Most forward-thinking organizations are constantly refining their process of detecting and disrupting attacks earlier and earlier in the attack chain. This means moving away from binary thinking and instrumenting across the stack and amplifying feedback loops.
Attack Driven Defense Outshines Compliance Driven Defense
Progressive teams approach security less from a compliance or checklist mentality, but instead ask, “How do attackers actually target my business?” Defensive actions that made a lot of sense 15 years ago and still exist in compliance checklists today may not make sense for a business operating in a modern environment.
For example, while the OWASP Top 10 provides a useful starting point, oftentimes the biggest areas of risk for a modern application will be in other types of attacks, such as application layer denial of service attacks, or attacks on sensitive business logic.
The best security teams can measure how their applications are actually attacked, which allows them to give more accurate guidance on risk and to make more effective and efficient defensive decisions.
Don't Block Your Business, Enable Your Teams
The most successful security teams have made a profound shift moving security from an organizational blocker to an organizational enabler. Historically, security has focused on delaying any change until it could be reviewed. This created a bottleneck.
In today’s environment of DevOps, changes are happening at a faster pace than ever before. In this sort of new environment, if security tries to remain a blocker to the business it will simply be bypassed.
Security has to focus on how it can enable the business to move quickly and securely, in some sense moving from a culture of “no” to a team of “yes.” The most effective way to approach this shift is to decentralize and provide methods for teams to do their jobs in a secure-by-default state, rather than security acting as a centralized gatekeeper.

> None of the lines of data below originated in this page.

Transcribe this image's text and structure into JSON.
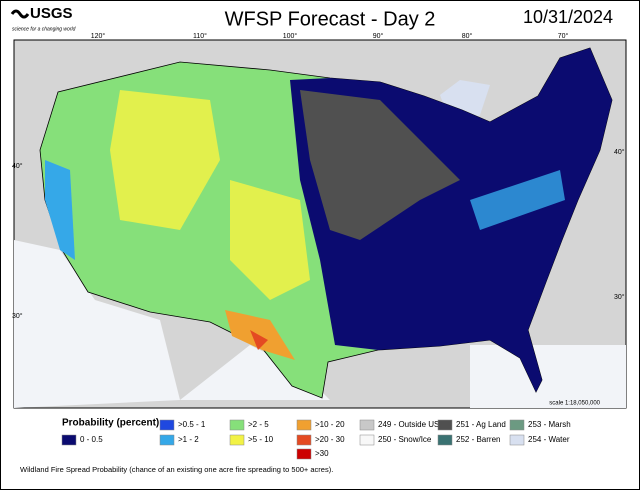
{
  "header": {
    "logo": "USGS",
    "tagline": "science for a changing world",
    "title": "WFSP Forecast - Day 2",
    "date": "10/31/2024"
  },
  "map": {
    "longitude_labels": [
      "120°",
      "110°",
      "100°",
      "90°",
      "80°",
      "70°"
    ],
    "latitude_labels_left": [
      "40°",
      "30°"
    ],
    "latitude_labels_right": [
      "40°",
      "30°"
    ],
    "scale": "scale 1:18,050,000"
  },
  "legend": {
    "title": "Probability (percent)",
    "items": [
      {
        "label": "0 - 0.5",
        "color": "#0b0b70"
      },
      {
        "label": ">0.5 - 1",
        "color": "#1f48e0"
      },
      {
        "label": ">1 - 2",
        "color": "#35a8e8"
      },
      {
        "label": ">2 - 5",
        "color": "#86e07a"
      },
      {
        "label": ">5 - 10",
        "color": "#f2f245"
      },
      {
        "label": ">10 - 20",
        "color": "#f0a030"
      },
      {
        "label": ">20 - 30",
        "color": "#e44a22"
      },
      {
        "label": ">30",
        "color": "#cc0000"
      },
      {
        "label": "249 - Outside US",
        "color": "#c8c8c8"
      },
      {
        "label": "250 - Snow/Ice",
        "color": "#f8f8f8"
      },
      {
        "label": "251 - Ag Land",
        "color": "#505050"
      },
      {
        "label": "252 - Barren",
        "color": "#3a7272"
      },
      {
        "label": "253 - Marsh",
        "color": "#6c9a82"
      },
      {
        "label": "254 - Water",
        "color": "#d8e0f0"
      }
    ]
  },
  "footer": "Wildland Fire Spread Probability (chance of an existing one acre fire spreading to 500+ acres)."
}
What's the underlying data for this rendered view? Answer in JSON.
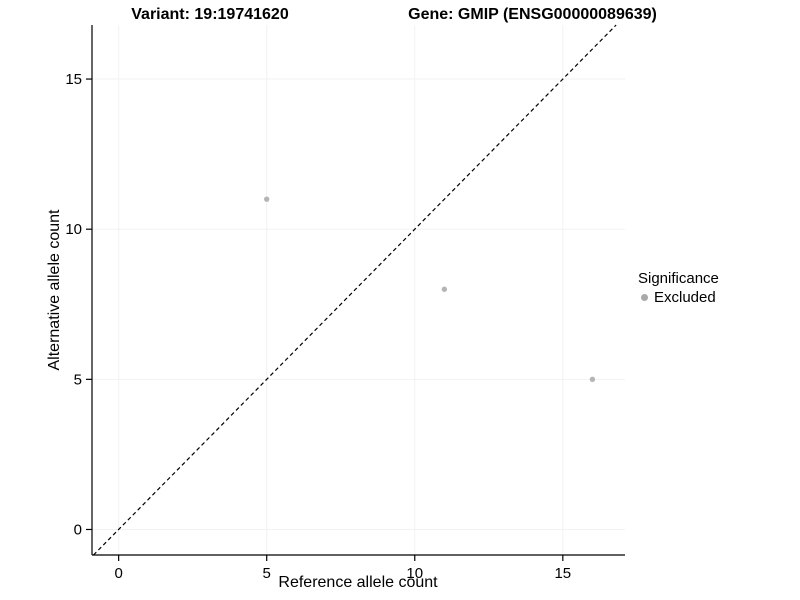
{
  "chart_data": {
    "type": "scatter",
    "title_left": "Variant: 19:19741620",
    "title_right": "Gene: GMIP (ENSG00000089639)",
    "xlabel": "Reference allele count",
    "ylabel": "Alternative allele count",
    "xlim": [
      -0.9,
      17.1
    ],
    "ylim": [
      -0.85,
      16.8
    ],
    "xticks": [
      0,
      5,
      10,
      15
    ],
    "yticks": [
      0,
      5,
      10,
      15
    ],
    "grid": "faint major gridlines",
    "points": [
      {
        "x": 5,
        "y": 11,
        "series": "Excluded"
      },
      {
        "x": 11,
        "y": 8,
        "series": "Excluded"
      },
      {
        "x": 16,
        "y": 5,
        "series": "Excluded"
      }
    ],
    "identity_line": {
      "equation": "y = x",
      "style": "dashed",
      "color": "#000000"
    },
    "point_color": "#b5b5b5",
    "gridline_color": "#f2f2f2",
    "axis_color": "#000000",
    "legend": {
      "title": "Significance",
      "position": "right",
      "entries": [
        {
          "label": "Excluded",
          "color": "#a9a9a9"
        }
      ]
    }
  }
}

DevOps pioneer and author Gene Kim put it like this:
Internal security controls are often ineffective in quickly detecting breaches because of blind spots in monitoring or because no one is examining the relevant telemetry every day. To adapt, integrate security telemetry into the same tools that Development, QA, and Operations use. This gives everyone in the pipeline visibility into how applications and environments are performing in a hostile threat environment where attackers are constantly attempting to exploit vulnerabilities, gain unauthorized access, plant backdoors, and commit fraud (among other insidious things!).